Application for VAT registration is done by filling the application form online or manually and TRA inspect the business site before approving any registration. One registered, the taxpayer is required to submit monthly VAT returns either with payment, repayment or a nil return before 20th of the month following the month of business.

Some persons and institutions are relieved from the payment of VAT on supplies or on importation of taxable goods and services, while some goods services are specifically exempted from VAT.

== Compliance requirements ==
The compliance requirements are of two kinds. The first is filing of returns and the second is payment of the tax. In most cases, the deadlines for payment of taxes fall on the same date that the respective return is due.

=== Filing of returns and payment of taxes ===

==== 1. Statement of Estimated Tax Payable by Instalment (SETPI) ====
A taxpayer is expected to self-assess and submit his potential income for the year ahead on or before 31 March. They are expected to pay the tax they have self-assed by four equal instalments on or before 31 March, 30 June, 30 September and 31 December.

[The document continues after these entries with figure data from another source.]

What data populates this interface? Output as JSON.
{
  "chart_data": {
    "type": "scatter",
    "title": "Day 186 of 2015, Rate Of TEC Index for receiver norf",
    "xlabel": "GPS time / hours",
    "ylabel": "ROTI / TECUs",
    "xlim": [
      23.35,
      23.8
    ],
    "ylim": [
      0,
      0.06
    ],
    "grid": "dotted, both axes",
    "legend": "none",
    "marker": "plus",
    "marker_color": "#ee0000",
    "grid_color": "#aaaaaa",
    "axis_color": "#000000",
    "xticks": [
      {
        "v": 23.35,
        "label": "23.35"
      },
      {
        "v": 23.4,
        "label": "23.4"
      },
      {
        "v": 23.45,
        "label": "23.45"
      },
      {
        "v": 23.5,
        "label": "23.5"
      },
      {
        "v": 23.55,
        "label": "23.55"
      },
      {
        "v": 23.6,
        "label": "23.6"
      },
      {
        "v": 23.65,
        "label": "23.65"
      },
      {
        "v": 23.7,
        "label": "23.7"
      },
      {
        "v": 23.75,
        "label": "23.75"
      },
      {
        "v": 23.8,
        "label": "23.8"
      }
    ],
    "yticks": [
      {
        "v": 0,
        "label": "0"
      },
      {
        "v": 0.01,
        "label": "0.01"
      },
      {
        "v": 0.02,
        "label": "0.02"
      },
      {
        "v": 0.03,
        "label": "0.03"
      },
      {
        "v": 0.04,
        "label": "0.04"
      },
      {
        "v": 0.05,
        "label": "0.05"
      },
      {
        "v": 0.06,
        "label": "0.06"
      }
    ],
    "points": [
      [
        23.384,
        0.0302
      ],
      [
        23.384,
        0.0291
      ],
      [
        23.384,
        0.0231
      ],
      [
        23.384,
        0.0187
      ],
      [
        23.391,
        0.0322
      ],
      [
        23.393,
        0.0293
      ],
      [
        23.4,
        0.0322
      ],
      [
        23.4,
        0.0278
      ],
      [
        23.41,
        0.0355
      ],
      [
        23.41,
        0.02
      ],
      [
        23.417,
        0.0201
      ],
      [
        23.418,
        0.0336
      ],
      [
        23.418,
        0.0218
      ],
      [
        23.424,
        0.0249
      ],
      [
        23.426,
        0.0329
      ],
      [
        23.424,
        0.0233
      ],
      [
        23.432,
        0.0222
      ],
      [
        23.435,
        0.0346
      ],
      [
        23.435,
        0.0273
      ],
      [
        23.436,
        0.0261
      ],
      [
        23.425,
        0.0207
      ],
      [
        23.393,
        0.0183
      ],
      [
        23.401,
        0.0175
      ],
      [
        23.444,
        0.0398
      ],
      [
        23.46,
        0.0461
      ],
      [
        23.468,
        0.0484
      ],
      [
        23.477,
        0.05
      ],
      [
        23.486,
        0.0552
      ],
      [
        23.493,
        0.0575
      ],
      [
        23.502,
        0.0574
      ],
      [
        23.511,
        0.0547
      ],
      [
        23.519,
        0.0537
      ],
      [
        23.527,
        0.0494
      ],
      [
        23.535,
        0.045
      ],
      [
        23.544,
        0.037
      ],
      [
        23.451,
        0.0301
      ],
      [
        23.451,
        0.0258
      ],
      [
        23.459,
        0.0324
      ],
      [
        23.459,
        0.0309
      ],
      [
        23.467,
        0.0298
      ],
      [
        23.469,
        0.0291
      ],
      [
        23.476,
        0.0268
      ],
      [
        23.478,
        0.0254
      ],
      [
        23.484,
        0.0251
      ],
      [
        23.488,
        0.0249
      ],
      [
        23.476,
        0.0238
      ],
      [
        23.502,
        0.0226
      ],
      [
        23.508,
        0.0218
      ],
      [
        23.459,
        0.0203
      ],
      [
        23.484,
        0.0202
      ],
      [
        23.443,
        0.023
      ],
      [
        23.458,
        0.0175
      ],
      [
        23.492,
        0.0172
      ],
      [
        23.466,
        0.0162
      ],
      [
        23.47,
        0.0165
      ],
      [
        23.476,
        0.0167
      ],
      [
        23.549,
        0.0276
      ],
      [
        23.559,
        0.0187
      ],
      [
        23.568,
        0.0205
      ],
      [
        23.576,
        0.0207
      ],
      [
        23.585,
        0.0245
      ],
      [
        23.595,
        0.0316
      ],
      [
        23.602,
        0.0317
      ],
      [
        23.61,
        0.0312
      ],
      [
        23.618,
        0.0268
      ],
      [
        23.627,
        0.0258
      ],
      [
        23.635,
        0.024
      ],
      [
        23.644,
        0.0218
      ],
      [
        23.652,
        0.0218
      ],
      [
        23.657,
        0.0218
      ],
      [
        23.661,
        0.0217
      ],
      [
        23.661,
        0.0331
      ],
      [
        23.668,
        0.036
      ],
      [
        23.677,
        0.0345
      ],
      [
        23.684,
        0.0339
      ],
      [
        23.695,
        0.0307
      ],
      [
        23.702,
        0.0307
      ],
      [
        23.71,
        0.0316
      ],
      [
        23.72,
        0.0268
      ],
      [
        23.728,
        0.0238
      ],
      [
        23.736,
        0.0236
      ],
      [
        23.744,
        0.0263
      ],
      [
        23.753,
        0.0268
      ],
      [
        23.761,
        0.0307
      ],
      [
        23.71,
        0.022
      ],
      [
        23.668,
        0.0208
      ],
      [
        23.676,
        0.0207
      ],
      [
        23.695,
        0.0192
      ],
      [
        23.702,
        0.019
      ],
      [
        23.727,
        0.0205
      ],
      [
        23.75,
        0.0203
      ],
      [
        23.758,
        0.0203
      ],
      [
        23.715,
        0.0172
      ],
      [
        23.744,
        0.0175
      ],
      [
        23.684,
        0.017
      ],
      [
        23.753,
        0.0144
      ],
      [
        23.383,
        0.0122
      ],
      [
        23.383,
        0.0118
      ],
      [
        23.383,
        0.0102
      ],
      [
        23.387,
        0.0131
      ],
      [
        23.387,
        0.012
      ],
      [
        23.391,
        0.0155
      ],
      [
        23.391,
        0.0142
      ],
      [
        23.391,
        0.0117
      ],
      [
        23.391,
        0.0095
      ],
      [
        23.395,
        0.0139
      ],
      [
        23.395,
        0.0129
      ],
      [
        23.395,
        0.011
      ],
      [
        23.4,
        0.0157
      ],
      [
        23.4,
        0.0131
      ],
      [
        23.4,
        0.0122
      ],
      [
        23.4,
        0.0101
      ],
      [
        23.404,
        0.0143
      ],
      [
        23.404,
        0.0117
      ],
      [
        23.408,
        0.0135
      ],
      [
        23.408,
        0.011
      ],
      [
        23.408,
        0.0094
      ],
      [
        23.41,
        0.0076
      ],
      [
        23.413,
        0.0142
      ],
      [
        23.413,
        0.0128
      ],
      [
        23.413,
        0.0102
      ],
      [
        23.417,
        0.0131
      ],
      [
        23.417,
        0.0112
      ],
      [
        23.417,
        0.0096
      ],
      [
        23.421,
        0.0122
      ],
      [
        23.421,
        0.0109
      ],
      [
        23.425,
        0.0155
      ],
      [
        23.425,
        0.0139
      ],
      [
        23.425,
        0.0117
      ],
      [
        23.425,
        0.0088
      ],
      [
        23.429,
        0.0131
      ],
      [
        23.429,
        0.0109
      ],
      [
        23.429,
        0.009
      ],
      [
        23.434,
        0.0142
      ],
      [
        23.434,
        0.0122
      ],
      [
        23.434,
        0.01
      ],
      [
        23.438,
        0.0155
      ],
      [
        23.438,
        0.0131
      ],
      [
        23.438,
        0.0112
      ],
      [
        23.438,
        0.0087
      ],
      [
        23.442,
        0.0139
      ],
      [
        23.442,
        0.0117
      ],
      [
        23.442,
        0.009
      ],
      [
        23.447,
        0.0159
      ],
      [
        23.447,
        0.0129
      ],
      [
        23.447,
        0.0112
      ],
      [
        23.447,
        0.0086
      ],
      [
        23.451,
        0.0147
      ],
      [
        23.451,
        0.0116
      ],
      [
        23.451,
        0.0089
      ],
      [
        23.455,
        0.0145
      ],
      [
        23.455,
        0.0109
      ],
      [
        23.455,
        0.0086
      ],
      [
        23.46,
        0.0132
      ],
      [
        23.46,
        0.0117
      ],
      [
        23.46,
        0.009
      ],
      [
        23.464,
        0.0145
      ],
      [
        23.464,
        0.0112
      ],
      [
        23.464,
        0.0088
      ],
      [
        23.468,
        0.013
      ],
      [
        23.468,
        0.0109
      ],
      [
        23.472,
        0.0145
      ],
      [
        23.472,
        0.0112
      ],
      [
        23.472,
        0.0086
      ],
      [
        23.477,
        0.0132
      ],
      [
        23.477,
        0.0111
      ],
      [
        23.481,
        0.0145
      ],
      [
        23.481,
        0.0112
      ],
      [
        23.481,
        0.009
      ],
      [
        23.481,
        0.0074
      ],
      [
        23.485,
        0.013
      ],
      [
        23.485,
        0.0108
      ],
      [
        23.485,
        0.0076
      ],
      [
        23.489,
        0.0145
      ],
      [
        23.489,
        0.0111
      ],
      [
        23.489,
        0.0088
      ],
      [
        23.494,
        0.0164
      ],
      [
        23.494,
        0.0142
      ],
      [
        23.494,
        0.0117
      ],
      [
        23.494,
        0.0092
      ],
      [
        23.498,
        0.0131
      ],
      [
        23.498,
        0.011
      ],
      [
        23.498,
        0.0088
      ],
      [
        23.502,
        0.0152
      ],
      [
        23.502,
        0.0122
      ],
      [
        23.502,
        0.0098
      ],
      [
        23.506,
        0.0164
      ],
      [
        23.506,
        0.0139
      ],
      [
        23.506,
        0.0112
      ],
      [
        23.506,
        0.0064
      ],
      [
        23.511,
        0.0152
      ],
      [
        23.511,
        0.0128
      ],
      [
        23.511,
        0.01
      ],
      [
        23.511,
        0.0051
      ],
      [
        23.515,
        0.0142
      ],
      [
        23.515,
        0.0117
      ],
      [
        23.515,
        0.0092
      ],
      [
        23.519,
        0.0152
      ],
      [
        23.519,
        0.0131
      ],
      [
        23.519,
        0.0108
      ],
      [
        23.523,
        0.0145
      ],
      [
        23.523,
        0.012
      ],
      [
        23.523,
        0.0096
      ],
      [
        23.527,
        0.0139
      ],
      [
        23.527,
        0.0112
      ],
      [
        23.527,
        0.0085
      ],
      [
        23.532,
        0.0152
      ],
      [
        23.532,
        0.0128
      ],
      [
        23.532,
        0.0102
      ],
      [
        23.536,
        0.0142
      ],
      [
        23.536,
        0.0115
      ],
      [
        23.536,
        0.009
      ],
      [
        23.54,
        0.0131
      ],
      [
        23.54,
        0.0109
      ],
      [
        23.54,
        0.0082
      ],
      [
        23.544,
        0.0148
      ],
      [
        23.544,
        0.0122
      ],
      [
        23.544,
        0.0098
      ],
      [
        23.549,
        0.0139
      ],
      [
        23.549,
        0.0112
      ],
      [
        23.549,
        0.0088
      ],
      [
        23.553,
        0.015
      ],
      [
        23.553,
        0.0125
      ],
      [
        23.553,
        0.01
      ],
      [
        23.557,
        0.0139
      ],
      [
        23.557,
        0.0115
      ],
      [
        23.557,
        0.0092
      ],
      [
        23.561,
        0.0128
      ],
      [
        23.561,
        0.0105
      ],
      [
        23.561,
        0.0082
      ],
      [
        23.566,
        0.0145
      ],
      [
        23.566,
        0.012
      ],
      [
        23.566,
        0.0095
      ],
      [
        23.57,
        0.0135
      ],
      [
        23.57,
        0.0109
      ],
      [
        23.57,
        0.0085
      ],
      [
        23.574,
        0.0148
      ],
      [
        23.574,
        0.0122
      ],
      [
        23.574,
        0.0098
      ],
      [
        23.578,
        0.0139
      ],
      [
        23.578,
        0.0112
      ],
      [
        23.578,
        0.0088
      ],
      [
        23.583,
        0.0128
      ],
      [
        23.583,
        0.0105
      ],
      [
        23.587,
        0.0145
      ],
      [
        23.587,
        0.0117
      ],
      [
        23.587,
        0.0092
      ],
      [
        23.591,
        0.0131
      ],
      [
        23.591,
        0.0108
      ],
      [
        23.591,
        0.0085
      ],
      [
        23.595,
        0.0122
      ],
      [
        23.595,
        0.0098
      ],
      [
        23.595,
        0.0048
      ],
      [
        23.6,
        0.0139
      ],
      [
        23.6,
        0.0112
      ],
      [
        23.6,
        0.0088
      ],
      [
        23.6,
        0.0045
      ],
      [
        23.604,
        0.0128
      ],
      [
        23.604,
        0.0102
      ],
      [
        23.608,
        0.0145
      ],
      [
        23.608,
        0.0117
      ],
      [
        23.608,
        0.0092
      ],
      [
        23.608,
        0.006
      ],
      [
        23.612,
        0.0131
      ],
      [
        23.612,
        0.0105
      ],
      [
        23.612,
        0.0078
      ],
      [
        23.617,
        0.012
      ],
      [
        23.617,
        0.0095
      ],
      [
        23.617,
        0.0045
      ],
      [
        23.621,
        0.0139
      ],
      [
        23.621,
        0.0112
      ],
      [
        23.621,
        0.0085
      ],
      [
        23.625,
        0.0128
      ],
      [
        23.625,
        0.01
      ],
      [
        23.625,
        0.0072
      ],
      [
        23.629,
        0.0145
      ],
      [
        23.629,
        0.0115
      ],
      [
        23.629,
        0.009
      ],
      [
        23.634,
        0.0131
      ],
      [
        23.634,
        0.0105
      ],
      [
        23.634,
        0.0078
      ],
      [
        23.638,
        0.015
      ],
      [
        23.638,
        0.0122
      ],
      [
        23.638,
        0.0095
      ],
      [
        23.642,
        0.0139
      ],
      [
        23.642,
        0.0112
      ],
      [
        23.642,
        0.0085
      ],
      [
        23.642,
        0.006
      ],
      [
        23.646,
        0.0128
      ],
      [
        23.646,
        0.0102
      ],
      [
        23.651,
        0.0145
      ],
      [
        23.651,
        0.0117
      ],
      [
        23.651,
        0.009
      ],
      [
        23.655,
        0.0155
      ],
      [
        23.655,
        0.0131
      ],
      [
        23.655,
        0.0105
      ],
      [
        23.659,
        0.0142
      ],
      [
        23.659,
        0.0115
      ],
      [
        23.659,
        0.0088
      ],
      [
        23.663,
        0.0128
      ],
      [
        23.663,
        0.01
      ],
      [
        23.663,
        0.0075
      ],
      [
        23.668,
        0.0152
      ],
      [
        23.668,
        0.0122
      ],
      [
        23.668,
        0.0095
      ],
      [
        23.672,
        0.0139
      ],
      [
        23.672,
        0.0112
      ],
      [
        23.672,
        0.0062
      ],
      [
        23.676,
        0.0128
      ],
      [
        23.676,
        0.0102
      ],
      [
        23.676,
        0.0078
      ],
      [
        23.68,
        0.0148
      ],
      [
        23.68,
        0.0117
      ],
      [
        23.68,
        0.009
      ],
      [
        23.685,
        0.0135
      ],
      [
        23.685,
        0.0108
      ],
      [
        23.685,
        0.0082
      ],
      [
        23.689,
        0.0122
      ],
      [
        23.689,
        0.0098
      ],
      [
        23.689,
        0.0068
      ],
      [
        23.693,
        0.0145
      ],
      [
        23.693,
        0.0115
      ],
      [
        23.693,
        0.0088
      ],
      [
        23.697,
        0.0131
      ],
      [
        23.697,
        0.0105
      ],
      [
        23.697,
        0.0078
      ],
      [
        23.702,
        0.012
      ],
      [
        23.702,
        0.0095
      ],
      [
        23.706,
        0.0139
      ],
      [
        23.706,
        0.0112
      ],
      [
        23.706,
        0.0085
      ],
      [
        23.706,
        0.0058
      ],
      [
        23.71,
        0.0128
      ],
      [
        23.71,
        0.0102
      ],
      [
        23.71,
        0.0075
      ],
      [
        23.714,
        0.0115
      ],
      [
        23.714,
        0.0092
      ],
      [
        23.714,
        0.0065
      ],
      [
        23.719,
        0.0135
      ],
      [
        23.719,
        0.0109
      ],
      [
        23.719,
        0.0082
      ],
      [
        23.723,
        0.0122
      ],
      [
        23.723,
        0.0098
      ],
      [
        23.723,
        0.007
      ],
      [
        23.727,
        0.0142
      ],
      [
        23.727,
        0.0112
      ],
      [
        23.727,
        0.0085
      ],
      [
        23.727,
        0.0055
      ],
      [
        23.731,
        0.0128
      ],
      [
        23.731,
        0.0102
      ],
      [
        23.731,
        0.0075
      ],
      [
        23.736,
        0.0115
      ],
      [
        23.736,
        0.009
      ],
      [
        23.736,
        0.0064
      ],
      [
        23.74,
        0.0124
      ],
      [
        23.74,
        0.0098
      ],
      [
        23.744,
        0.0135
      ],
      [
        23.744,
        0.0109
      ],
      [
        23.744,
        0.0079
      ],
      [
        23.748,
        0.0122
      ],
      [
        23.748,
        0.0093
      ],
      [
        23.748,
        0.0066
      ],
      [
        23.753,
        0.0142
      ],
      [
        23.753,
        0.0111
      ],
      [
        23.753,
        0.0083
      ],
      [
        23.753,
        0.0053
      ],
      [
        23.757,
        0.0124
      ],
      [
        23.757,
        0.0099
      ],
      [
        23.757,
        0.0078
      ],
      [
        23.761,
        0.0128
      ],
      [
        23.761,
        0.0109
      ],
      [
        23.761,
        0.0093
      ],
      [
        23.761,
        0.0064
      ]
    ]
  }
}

==== 2. Return of Income ====
The Tanzania Revenue Authority (TRA) requires taxpayers in Tanzania to file their "return of income" each year before 30 June. The return of income is a document that taxpayers must submit to the tax authority, providing details about their income, deductions, and taxes owed for the specific financial year. It includes information about various sources of income, allowable deductions, and credits that help calculate the final tax liability or potential refund. Filing the return on time and accurately is crucial to avoid penalties and comply with Tanzania's tax regulations.

==== 3. Statement and Payment of Tax Withheld for Employees ====
Every month an employer is expected to withhold tax from the taxable salaries paid to the employees. A return related to this tax should be filed on or before 7th day of the following month. Filing of the return is obligatory irrespective of the fact that the taxpayer have any tax liability or not.